寝床から見る空が、群青に染まって深い色をしている。
耳を澄ましてみると、ふだんは重層低音のように唸っている街音が消えて、しんとしてい
る。さすがに正月二日ともなると、初詣に出かける人のささやき声も聞こえなくなった。世
の中が一斉に活動を停止したように、閑として静まり返って、小鳥さえ鳴かない。
起き出して階下に行き、コーヒーメーカーに粉と水をセットする。湯が沸き始め、安コー
ヒーだけれど、微かな香りが漂ってくる。ガスストーブを点けて、雨戸を開ける。きらきらと
飛び跳ねるような朝の陽ざしが眩しい。部屋の温度が14℃になって、暖かい。
「さて…と」、コーヒーを啜りながら考える。今日はなにをしようか、しなければならないこ
とは、とりあえず…なにもない。だから好き勝手なことをすればそれでいいのだが、はて…

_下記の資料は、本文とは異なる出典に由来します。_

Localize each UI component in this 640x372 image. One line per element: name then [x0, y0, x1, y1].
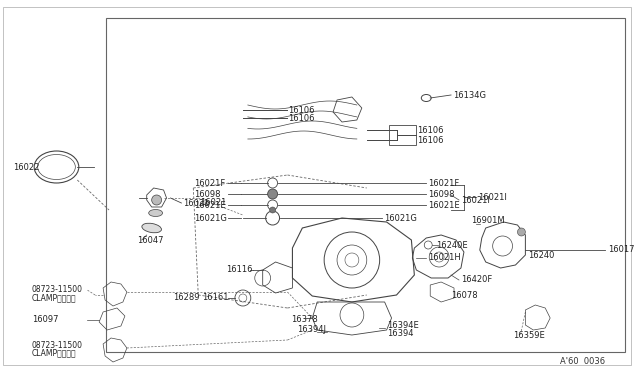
Text: 16021: 16021 [184, 199, 210, 208]
Text: 16097: 16097 [32, 315, 58, 324]
Text: 16021E: 16021E [428, 201, 460, 209]
Text: 16098: 16098 [428, 189, 455, 199]
Text: 16098: 16098 [195, 189, 221, 199]
Circle shape [152, 195, 161, 205]
Text: 16021F: 16021F [428, 179, 460, 187]
Text: 16106: 16106 [417, 125, 444, 135]
Text: 16106: 16106 [289, 106, 315, 115]
Text: 16394E: 16394E [387, 321, 419, 330]
Text: 16161: 16161 [202, 294, 228, 302]
Text: 16394J: 16394J [298, 326, 326, 334]
Text: CLAMPクランプ: CLAMPクランプ [32, 349, 76, 357]
Text: 16106: 16106 [417, 135, 444, 144]
Text: 08723-11500: 08723-11500 [32, 340, 83, 350]
Text: 16116: 16116 [226, 266, 253, 275]
Circle shape [269, 207, 276, 213]
Text: 16289: 16289 [173, 292, 200, 301]
Text: 16394: 16394 [387, 330, 413, 339]
Text: 16240: 16240 [529, 250, 555, 260]
Text: 16901M: 16901M [471, 215, 504, 224]
Text: 16359E: 16359E [513, 330, 545, 340]
Text: 16021I: 16021I [478, 192, 507, 202]
Ellipse shape [142, 223, 161, 233]
Text: A'60  0036: A'60 0036 [560, 357, 605, 366]
Text: 16021G: 16021G [195, 214, 227, 222]
Text: 16022: 16022 [13, 163, 39, 171]
Bar [106, 18, 625, 352]
Text: 16021G: 16021G [383, 214, 417, 222]
Text: 16021H: 16021H [428, 253, 461, 263]
Text: 16021F: 16021F [195, 179, 225, 187]
Text: 16021: 16021 [200, 198, 227, 206]
Circle shape [518, 228, 525, 236]
Text: 16021I: 16021I [461, 196, 490, 205]
Text: 16240E: 16240E [436, 241, 468, 250]
Circle shape [268, 189, 278, 199]
Text: 16021E: 16021E [195, 201, 226, 209]
Text: 08723-11500: 08723-11500 [32, 285, 83, 295]
Text: CLAMPクランプ: CLAMPクランプ [32, 294, 76, 302]
Ellipse shape [148, 209, 163, 217]
Text: 16420F: 16420F [461, 276, 492, 285]
Text: 16378: 16378 [291, 315, 318, 324]
Text: 16017: 16017 [607, 246, 634, 254]
Text: 16078: 16078 [451, 291, 477, 299]
Text: 16106: 16106 [289, 113, 315, 122]
Text: 16047: 16047 [137, 235, 163, 244]
Text: 16134G: 16134G [453, 90, 486, 99]
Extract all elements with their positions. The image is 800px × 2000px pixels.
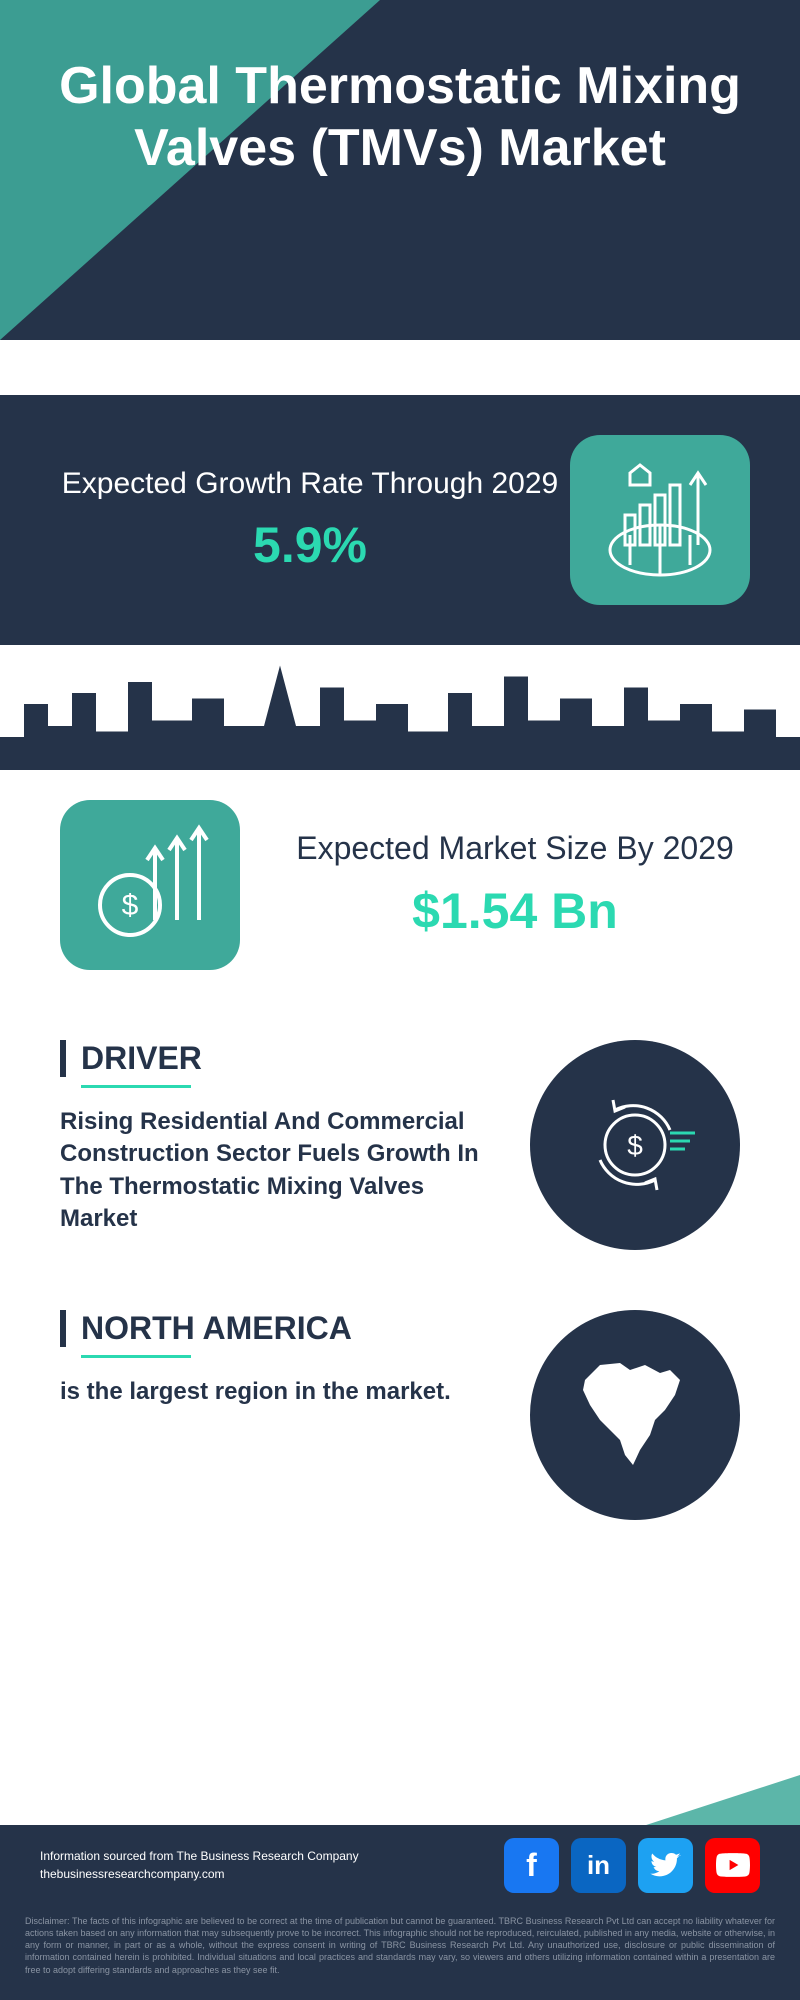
region-body: is the largest region in the market. <box>60 1376 490 1408</box>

それはなんだろう。毎日好き勝手なことをしているはずだが、なんだったか記憶にない。
とりあえずトーストをかじって朝飯を済ませ、また二階に戻ってとりあえずパソコンを開
く。が、何をするという計画もないから、なんとなくネットをさ迷い歩く。世の中に大事件は
起きていないらしく、昨日と一昨日と同じようなものがパソコンに映し出されている。
その中で、3人の年子の園児を持つ、働くお母さんのブログを読んだ。早朝から家事を
こなしつつ3人の面倒を見、大急ぎで勤めに行くといういそがしい日常を送っているらし
い。この人はときおり3時ごろ起きて(まだ夜中だ! )自分だけの時間を作るという。
一人起き出したら、風呂掃除を兼ねて朝シャンをする。気分がシャキッとすると言う。そ
れから自分のノートを書き込む。内容は、やろうとしてできなかったこと、とその原因を書
き込むのだそうだ。その上で何をどうしようかとまた改めて計画を立てる。
それから自分のための柔軟体操をして、体をほぐし、洗濯ものを洗濯機に入れている
と、そろそろ子どもたち3人が起き出してくる。そうなると着替えさせ、顔を洗わせるために
3人を追いまくり、その合間を縫って朝ご飯の準備、いやはや忙しい忙しい!
この若いお母さんは、きちんと計画された素晴らしい人生を送るのだろう思った。